What are your chances of winning? A quick look at the Powerball website tells you that the probability of winning the jackpot is 1 in 175,223,510. To see where that number comes from, imagine buying each number combination. In Powerball, a player first chooses five different whole numbers between 1 and 59. One could make a list of all possibilities, starting with (1, 2, 3, 4, 5), (1, 2, 3, 4, 6 ), and so on until the end (55, 56, 57, 58, 59). But it would take a long time to make that list, because it has more than five million entries! In fact, mathematics tells us that the number of ways to choose five different numbers from 1 to 59 is 5,006,386.

After choosing the five numbers between 1 and 59, the player chooses another number between 1 and 35 called Powerball. So, we multiply the 5,006,386 by 35 and we see that there are 175,223,510 possible Powerball combinations. To simplify, let’s be generous and round to 175,000,000.

Your chance to win the lottery on an individual ticket is one in 175 million. That seems small, and it is. In fact, it is so small that it is difficult for us to understand. Understanding how small this number is provides the key to understanding how likely or unlikely it is that you will become the next big winner of the Powerball jackpot.

For some reason, we tend to associate unlikely events with a specific physical phenomenon. “I have more chances of being struck by lightning,” we say often. But that does not provide much basis for comparison. We realize that being hit by lightning is unlikely, but we have no idea how unlikely it is, and of course the possibility of being struck by lightning is very different for a farmer than a coal miner.

The problem of catching the smallness of “1 in 175 million” is that we never see 175 million different objects. It is easy to capture 1 in 50, for example, because we can imagine with 49 other people in a room. We can concentrate on 1 in 75,000 (approximately) by visualizing the crowd in the Super Bowl and imagining ourselves as the only person selected from that crowd to win a prize. But one in 175 million can not be easily visualized.

This is an example I’ve used in classrooms across the country, and it’s much more fun than thinking about being struck by lightning! Imagine that 175 million freshly minted dollar bills are delivered to my home near Washington, DC One of those dollar bills is marked especially as the “lucky dollar bill”. You can choose a dollar bill, and if you choose the lucky dollar bill, you win all the dollar bills.
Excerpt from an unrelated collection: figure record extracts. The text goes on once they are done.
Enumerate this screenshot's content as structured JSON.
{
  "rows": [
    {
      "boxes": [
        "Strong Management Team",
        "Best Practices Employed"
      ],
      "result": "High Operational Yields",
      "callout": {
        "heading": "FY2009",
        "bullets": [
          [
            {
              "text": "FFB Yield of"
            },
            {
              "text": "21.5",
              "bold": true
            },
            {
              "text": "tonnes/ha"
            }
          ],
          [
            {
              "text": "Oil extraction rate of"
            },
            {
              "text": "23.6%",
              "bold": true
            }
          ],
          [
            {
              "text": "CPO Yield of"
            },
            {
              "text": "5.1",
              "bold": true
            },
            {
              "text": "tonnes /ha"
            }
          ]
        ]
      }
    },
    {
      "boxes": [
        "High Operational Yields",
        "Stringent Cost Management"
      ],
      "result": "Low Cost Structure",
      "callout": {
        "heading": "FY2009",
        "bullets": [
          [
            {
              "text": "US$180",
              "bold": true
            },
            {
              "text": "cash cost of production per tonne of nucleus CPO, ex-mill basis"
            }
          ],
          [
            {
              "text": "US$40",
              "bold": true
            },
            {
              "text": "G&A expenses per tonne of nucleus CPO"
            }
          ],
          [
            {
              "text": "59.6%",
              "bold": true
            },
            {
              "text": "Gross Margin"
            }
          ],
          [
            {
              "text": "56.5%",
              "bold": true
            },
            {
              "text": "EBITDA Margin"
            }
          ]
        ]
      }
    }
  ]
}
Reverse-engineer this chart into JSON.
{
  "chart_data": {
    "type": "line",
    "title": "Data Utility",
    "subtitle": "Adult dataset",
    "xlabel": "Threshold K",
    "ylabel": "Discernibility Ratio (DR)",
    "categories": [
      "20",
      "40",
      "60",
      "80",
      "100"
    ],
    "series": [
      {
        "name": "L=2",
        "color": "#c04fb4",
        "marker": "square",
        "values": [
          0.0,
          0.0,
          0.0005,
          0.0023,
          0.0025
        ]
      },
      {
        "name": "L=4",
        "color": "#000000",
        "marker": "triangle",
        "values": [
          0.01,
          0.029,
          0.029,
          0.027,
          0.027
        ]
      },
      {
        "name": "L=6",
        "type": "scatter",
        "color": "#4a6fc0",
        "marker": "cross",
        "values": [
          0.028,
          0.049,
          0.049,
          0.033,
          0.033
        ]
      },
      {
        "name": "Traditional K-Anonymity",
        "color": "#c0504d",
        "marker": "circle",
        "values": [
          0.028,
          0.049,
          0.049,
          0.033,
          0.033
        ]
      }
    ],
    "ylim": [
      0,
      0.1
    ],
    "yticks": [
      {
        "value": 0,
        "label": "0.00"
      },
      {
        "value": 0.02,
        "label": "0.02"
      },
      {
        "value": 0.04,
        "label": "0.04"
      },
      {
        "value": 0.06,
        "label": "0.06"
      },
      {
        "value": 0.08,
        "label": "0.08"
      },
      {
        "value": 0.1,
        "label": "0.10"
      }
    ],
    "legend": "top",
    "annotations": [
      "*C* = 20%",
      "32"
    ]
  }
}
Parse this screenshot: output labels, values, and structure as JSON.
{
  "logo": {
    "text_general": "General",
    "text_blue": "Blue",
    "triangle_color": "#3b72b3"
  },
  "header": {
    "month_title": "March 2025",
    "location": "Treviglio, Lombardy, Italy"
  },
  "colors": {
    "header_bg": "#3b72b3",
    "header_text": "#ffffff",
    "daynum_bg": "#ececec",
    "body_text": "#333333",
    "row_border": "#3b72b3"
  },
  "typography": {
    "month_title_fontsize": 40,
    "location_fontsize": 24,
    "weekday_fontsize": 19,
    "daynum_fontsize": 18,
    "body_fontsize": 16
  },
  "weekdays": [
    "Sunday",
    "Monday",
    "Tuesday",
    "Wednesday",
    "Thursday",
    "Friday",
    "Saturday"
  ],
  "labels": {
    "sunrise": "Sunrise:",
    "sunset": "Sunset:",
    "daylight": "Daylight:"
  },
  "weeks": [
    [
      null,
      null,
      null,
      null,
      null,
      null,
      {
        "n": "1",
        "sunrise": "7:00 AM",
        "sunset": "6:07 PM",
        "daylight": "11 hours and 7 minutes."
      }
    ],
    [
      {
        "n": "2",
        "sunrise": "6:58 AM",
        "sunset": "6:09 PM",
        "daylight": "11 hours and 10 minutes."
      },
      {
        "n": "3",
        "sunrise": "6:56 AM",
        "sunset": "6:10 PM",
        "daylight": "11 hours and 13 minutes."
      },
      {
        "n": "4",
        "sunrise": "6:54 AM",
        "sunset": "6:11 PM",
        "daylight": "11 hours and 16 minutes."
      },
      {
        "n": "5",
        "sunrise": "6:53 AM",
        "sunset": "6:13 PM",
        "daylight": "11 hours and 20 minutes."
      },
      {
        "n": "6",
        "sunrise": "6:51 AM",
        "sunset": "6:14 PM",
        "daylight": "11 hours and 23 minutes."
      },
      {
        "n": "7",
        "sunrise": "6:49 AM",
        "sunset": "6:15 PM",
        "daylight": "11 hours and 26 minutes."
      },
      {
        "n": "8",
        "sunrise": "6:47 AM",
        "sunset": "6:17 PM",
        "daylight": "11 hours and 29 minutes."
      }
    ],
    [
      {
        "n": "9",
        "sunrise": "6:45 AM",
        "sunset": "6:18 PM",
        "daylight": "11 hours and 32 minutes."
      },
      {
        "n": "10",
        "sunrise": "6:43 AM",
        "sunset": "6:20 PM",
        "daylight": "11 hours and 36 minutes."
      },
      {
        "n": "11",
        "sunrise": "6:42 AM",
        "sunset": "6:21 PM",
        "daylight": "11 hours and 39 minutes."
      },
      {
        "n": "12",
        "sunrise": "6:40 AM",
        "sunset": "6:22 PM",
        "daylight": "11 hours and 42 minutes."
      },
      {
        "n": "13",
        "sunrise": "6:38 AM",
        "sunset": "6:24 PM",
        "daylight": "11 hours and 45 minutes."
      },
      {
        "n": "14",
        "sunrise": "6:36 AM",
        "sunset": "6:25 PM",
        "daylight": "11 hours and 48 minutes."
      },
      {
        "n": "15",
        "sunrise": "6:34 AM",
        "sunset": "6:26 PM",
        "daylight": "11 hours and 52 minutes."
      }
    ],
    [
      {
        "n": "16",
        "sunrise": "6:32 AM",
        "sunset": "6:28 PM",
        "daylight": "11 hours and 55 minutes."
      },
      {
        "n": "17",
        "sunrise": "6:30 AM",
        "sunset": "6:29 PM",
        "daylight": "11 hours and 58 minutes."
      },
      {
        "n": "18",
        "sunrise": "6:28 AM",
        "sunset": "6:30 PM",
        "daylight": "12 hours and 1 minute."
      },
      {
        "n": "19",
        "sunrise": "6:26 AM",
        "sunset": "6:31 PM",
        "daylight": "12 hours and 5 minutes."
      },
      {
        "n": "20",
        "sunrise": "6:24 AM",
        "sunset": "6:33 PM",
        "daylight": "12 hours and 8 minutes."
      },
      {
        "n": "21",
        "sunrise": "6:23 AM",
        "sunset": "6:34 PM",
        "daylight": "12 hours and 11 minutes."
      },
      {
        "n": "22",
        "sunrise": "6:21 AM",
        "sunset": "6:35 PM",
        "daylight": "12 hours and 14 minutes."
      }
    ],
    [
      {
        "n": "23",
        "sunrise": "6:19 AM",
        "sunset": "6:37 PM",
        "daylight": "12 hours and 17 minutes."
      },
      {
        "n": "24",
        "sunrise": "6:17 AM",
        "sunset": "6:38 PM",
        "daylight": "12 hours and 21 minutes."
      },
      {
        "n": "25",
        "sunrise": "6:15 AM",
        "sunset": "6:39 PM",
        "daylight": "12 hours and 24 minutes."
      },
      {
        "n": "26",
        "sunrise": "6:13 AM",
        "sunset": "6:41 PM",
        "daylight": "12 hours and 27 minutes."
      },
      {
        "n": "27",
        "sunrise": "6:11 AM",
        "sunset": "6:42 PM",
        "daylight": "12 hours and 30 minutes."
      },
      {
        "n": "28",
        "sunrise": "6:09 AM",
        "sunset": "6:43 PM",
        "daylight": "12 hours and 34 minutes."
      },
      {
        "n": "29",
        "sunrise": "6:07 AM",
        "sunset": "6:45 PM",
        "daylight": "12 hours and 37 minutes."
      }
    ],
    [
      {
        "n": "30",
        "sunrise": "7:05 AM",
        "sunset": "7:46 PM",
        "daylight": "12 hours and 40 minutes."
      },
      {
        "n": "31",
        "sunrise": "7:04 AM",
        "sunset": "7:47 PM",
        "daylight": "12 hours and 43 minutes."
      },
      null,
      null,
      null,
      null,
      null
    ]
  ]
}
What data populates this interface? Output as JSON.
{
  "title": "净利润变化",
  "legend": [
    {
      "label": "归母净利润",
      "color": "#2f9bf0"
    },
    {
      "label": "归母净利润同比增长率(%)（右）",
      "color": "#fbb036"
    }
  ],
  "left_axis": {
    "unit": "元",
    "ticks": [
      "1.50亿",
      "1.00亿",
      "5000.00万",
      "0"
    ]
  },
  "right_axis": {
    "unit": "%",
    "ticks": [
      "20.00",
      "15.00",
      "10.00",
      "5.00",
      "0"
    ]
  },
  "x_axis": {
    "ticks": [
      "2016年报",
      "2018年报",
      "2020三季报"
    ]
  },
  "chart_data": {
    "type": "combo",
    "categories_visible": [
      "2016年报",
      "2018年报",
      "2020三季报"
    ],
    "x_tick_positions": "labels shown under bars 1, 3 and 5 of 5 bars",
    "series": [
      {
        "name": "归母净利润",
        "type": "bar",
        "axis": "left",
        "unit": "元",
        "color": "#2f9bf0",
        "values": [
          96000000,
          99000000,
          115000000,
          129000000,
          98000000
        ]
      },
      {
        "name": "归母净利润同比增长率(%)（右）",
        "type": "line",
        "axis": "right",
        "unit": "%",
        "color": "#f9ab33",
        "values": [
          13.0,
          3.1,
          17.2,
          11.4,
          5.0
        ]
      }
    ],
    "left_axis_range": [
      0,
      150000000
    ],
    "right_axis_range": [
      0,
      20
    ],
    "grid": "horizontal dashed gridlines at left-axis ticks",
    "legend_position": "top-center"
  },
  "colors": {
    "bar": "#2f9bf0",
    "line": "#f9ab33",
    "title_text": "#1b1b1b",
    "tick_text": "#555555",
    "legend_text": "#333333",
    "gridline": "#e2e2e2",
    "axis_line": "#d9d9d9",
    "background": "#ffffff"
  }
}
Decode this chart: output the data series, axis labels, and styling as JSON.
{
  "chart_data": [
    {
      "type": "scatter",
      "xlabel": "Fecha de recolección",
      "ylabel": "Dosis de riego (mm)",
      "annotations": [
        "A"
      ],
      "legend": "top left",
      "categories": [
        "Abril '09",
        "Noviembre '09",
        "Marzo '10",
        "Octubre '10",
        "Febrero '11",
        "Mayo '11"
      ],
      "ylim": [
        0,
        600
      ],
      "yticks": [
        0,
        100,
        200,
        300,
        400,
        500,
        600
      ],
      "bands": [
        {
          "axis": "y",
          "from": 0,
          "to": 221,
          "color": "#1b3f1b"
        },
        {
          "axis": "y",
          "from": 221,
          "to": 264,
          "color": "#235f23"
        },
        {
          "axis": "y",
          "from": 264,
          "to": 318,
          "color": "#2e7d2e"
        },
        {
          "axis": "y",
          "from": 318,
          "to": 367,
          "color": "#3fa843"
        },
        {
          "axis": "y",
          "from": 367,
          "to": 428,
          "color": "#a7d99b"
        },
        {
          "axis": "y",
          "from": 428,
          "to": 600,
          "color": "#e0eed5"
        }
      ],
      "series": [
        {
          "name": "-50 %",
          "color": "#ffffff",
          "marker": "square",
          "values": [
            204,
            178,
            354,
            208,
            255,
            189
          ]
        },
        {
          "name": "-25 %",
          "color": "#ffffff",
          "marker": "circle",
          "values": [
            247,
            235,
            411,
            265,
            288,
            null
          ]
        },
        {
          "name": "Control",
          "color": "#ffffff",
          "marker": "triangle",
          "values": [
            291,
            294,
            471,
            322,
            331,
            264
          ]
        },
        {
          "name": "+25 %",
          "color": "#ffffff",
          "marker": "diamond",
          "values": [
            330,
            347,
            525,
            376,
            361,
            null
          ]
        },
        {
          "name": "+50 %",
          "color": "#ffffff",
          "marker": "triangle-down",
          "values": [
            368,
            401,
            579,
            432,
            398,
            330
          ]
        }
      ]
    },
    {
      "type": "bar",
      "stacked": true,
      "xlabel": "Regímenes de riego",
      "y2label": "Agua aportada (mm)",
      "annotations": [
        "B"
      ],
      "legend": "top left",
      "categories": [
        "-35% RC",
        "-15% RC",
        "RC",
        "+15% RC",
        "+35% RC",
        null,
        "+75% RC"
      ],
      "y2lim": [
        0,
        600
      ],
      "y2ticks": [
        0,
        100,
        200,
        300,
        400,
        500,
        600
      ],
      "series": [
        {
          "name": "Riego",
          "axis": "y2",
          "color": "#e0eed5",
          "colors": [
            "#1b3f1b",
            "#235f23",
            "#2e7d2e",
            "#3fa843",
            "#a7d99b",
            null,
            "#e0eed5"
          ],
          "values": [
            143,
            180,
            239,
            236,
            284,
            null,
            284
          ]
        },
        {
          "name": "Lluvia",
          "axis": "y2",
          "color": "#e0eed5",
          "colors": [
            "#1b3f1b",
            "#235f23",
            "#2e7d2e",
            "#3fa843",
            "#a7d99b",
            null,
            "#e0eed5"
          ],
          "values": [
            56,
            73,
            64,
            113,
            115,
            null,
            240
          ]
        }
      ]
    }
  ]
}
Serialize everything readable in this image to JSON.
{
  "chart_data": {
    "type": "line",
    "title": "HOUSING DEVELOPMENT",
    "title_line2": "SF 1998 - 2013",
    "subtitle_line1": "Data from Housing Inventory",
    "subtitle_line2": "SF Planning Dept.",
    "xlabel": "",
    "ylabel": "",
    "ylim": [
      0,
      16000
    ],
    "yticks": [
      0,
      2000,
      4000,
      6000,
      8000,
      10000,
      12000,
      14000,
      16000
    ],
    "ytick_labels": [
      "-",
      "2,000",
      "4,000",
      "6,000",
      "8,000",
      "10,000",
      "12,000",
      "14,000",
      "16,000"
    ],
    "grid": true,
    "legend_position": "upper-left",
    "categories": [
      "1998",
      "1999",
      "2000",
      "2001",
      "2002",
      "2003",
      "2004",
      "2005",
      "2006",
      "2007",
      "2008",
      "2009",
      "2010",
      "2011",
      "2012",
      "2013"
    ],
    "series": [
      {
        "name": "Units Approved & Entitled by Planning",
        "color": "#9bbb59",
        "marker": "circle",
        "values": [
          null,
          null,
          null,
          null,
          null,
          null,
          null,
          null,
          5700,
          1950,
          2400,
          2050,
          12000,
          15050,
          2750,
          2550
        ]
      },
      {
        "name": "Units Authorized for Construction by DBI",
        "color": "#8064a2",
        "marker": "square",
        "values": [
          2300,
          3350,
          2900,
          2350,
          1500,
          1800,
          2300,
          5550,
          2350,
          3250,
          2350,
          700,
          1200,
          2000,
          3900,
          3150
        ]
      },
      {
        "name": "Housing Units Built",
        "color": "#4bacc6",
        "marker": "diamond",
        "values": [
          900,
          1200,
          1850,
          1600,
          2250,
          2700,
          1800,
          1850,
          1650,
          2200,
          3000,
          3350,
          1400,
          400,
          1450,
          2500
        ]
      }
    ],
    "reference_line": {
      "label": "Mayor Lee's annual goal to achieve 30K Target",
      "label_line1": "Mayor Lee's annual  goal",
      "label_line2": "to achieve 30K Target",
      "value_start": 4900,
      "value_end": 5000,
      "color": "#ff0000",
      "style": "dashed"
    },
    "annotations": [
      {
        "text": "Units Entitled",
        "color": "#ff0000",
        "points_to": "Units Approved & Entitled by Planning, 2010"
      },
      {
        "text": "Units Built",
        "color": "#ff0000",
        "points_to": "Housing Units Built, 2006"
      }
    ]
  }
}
A simple mathematical calculation using the dimensions of a dollar bill reveals that it will take two semi-trailers to deliver the 175,000,000-dollar bills to my house. Once they arrive, they will have to be downloaded, of course, so you will have a good chance of choosing the lucky one dollar bill. Therefore, we will establish them end-to-end. How long will that line of dollar bills last?

If we start from my house, we will have enough dollar bills to go to Disney World in Orlando. Then we’ll still have enough to go all over the country to Disneyland! But, even then, we do not have dollar bills left, so we can go north and get to Portland, Oregon. Still, we have dollar bills, enough to get to Portland, Maine. And, fortunately, we will have enough to return to my home near DC, completing the cycle.

Do we have dollar bills? Yes! We would still have enough one dollar bills to travel the entire circuit for the second time!

Now imagine that you walk, bike or drive as long as you want in the double circuit, and when you decide to stop, you lean over and pick up a dollar bill. Your chance to select the lucky dollar bill is one in 175 million, as well as your chance to win the Powerball jackpot!

Your chance to win this great prize is incredibly small. It’s not going to happen. But you could say, “If the chances of winning are so small, how did Mark and Cindy Hill win?” Or put another way, “If you can do it, why can not I?” I will explain that in a future publication.

It is not my purpose or place to discourage people from buying lottery tickets. I just want everyone to understand their possibilities in the most complete and accurate way possible.